Natalie Tantisirirat, a rising third-year music history student and an attendee of this year’s HARD Summer, agreed. “There’s just this sense of community and carefree vibes that people don’t normally get to experience,” she said.
The desire for this unique and oft-revelatory experience, and the musical genre and event industry associated with it, aren’t going anywhere, even as young people continue to die at events in circumstances relating to Ecstasy usage, and as, in response, institutions call for harsher drug-related laws and bans on electronic music festivals in Los Angeles County.

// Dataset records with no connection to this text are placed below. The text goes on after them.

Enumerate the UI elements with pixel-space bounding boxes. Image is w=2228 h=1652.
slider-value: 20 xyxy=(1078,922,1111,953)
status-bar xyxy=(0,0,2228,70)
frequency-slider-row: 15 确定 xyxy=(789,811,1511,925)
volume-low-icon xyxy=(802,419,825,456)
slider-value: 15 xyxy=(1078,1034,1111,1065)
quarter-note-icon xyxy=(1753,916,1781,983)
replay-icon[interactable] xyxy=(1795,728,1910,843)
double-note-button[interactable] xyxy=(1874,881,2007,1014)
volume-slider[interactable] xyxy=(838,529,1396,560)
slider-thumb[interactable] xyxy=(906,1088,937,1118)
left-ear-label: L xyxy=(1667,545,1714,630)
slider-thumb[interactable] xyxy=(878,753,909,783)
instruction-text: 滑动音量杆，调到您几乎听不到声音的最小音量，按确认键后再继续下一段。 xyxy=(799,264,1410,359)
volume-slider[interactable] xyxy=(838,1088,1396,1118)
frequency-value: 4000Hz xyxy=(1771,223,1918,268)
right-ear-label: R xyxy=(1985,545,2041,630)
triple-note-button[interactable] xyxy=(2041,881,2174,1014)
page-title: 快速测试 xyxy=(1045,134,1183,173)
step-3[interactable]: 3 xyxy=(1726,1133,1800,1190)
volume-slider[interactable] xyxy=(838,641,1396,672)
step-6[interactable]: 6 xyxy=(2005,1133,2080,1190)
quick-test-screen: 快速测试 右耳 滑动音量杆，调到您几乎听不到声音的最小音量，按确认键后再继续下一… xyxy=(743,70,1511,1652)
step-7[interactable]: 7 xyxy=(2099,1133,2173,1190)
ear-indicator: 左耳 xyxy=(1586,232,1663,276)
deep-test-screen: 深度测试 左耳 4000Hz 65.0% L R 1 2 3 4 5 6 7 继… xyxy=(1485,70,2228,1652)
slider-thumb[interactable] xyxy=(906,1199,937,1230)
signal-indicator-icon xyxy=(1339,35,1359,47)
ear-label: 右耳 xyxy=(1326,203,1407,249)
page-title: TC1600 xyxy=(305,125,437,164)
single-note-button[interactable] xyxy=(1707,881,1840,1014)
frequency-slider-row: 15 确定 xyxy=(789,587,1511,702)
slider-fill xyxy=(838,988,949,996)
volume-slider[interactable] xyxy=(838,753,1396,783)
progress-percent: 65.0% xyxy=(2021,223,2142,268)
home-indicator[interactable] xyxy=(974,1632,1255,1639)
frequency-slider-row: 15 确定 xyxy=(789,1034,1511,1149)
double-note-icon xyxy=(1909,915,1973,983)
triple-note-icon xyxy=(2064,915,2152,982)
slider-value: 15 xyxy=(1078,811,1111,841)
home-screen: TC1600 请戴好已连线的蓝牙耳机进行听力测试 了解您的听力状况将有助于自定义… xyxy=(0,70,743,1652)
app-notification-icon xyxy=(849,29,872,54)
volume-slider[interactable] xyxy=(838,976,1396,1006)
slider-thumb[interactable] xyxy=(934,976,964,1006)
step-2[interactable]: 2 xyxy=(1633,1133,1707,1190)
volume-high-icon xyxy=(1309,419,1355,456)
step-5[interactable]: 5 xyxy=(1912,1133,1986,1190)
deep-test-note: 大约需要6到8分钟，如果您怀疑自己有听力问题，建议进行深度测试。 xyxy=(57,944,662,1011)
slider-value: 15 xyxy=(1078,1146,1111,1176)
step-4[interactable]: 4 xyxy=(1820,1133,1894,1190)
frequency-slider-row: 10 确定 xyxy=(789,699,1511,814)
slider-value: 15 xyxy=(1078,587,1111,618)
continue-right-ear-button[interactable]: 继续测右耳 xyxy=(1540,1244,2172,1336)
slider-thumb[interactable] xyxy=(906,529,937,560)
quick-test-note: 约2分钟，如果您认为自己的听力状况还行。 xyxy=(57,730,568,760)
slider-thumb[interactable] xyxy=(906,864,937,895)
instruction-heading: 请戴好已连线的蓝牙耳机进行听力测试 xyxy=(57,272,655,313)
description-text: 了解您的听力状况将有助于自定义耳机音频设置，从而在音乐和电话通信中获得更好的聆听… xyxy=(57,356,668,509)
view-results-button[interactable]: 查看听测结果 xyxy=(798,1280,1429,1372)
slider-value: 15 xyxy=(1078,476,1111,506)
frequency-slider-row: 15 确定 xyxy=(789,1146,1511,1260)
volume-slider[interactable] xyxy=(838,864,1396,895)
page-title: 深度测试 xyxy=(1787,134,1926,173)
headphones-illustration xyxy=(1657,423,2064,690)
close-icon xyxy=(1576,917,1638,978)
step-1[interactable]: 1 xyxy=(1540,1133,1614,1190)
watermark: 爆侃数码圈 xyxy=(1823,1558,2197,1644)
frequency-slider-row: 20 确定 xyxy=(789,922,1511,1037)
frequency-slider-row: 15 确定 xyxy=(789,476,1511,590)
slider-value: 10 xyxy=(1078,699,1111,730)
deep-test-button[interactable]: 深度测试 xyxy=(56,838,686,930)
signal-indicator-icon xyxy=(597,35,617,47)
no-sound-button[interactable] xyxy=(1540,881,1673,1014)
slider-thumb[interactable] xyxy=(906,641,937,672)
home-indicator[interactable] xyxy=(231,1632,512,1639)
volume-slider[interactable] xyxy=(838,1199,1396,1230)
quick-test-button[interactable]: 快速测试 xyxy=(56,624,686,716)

Drugs can never be 100 percent safe, but most deaths caused by drug use have the potential to be prevented with widespread access to harm reduction resources and education. Rather than, as with every new announcement of a young life taken prematurely at a music festival, vilifying rave culture and trying to ban raves, why not come to terms with the reality: Illicit drug use, as it has been for many decades, will continue to at least partially define the coming-of-age experience for some.
Instead of trying to stifle this trend, as generations before us have seen with the war on drugs, we should push for the use of more harm reduction tactics. Currently, harm reduction information is easily available online through documentaries like “What’s In My Baggie?” and other sources.
Nevertheless, this information is less utilized thanks to a lack of advertising, especially on-site at raves. In recent years event organizers have provided better access to emergency medical services and free water – severe dehydration is associated with Ecstasy-related deaths. Though drug usage will never be risk-free, drug-related deaths could possibly be prevented through harm reduction and acknowledgement, as in the case of many states’ curriculums on sex education, where abstinence-based education regarding societal temptations has proven ineffective.
For all the failed D.A.R.E. education many of us received as children, it seems our generation has come to realize that drug use can be enjoyable and relatively safe in moderation, with the first-hand experiences of older millennials and scientific information available online.
Tracy’s passing is recent, and her absence will continue to be felt in the UCLA community for some time. It’s important to not lose sight of what her loss could mean for EDM fans, Asian-American or otherwise, whether or not they choose to partake in drug use, and what can be done, realistically, to make sure no family, community or social network has to feel the same pain again.